Após a vitória, Kael foi retirado do cockpit em estado de choque. Ele estava na Ala Médica, a visão oscilando entre o foco nítido das luzes de emergência e o borrão escuro da exaustão. Elena Vane confrontou-o, sua silhueta impecável contrastando com a sujeira de graxa e sangue de Kael.

— Silas não contava que você fosse estúpido o suficiente para absorver a descarga diretamente — ela disse, a voz vacilante.

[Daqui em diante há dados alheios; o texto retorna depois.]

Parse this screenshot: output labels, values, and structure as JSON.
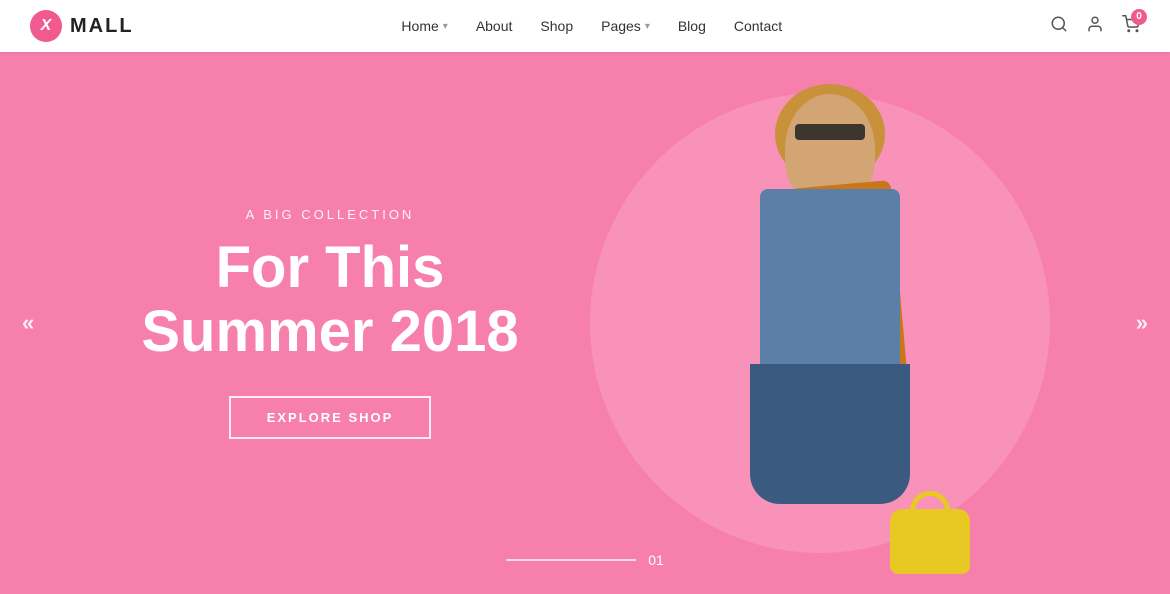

Kael ignorou-a, seus olhos fixos no monitor principal. A transmissão nacional da Academia estava ao vivo. Silas aparecia em plano fechado, pregando sobre a integridade das provas, enquanto o Ferrugem era exibido como uma anomalia prestes a ser removida. Kael sentiu o corpo queimar, cada fibra muscular em agonia, enquanto o contador de dívida travava nos trinta segundos finais. O frame atingia a sincronia total, tornando-se uma extensão de seus nervos, mas o preço físico era brutal. Enquanto o sinal de transmissão subia para a rede nacional, Kael sabia que o próximo pulso de poder poderia ser o último a ser suportado por seu corpo. A corrupção de Silas estava prestes a ser exposta, mas o custo daquela verdade seria pago com seu próprio sangue.